Railway junction in Reading, United Kingdom

Southcote Junction is a railway junction in the English town of Reading. It is the point where the Reading to Basingstoke line diverges from the Reading to Taunton line, and is situated between the Reading suburbs of Southcote and Coley Park and some 2 km to the south of Reading West station. A second adjacent junction, the Coley Branch Junction, formerly existed a few metres to the north where the Coley branch line diverged.

The railway line from Reading to Hungerford (which would eventually become the Taunton line) opened on 21 December 1847, whilst the Basingstoke line opened on 1 November 1848. Both lines were proposed as part of the Berks and Hants Railway, but that company became part of the Great Western Railway before the track was laid. From 1908 until 1983, the Coley branch line diverged at Coley Branch Junction.

Until 26 April 1965, the junction was controlled by Southcote Junction Signal Box, situated to the east of the line just north of the junction. A new signal box was opened here in 1896, to replace an earlier box, and it was upgraded in 1908 to cater for the new Coley branch. After closure the box was demolished, and control transferred to Reading Signal Box. There was a refuge siding adjacent to the junction, parallel to the up line; this was taken out of use in 1963. Before closure in 1965, Southcote Junction signal box had 25 levers.

The junction is readily visible from a footpath linking Wensley Road in Coley Park to Southcote Farm Lane in Southcote. This first crosses the trackbed of the old Coley branch, before running alongside the railway and then passing under both lines at the junction.

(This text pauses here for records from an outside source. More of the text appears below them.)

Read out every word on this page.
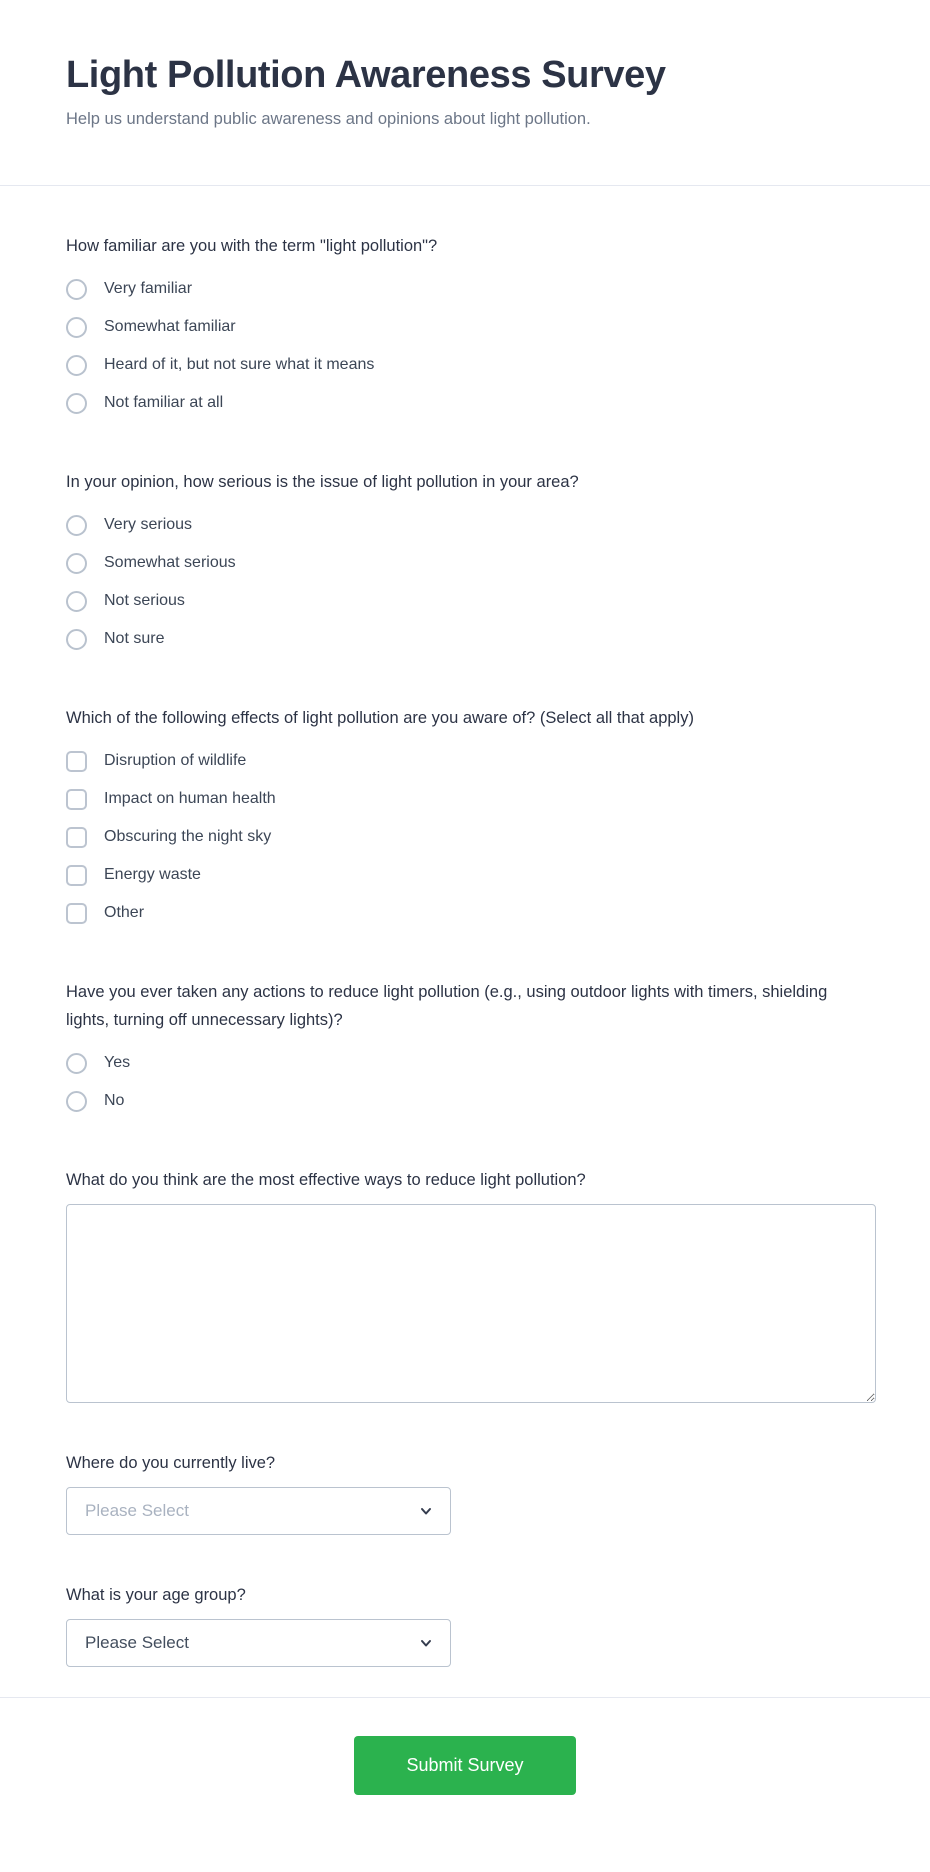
Light Pollution Awareness Survey

Help us understand public awareness and opinions about light pollution.

How familiar are you with the term "light pollution"?
Very familiar
Somewhat familiar
Heard of it, but not sure what it means
Not familiar at all
In your opinion, how serious is the issue of light pollution in your area?
Very serious
Somewhat serious
Not serious
Not sure
Which of the following effects of light pollution are you aware of? (Select all that apply)
Disruption of wildlife
Impact on human health
Obscuring the night sky
Energy waste
Other
Have you ever taken any actions to reduce light pollution (e.g., using outdoor lights with timers, shielding lights, turning off unnecessary lights)?
Yes
No
What do you think are the most effective ways to reduce light pollution?
Where do you currently live?
Please Select
What is your age group?
Please Select
Submit Survey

Southcote Junction and the line between it and the junctions with the Great Western Main Line are heavily trafficked with a mixture of local passenger, long distance passenger and freight trains on both lines. In 2015, Network Rail’s Western Route Study suggested the provision of a grade separated junction at Southcote, with a third track to be provided between there and the Oxford Road Junction at Reading West.

The overhead electrification of the Reading to Taunton line as far as was completed by February 2019, but Southcote Junction is currently the limit of electrification on the line to Basingstoke, so all trains on that line are diesel powered.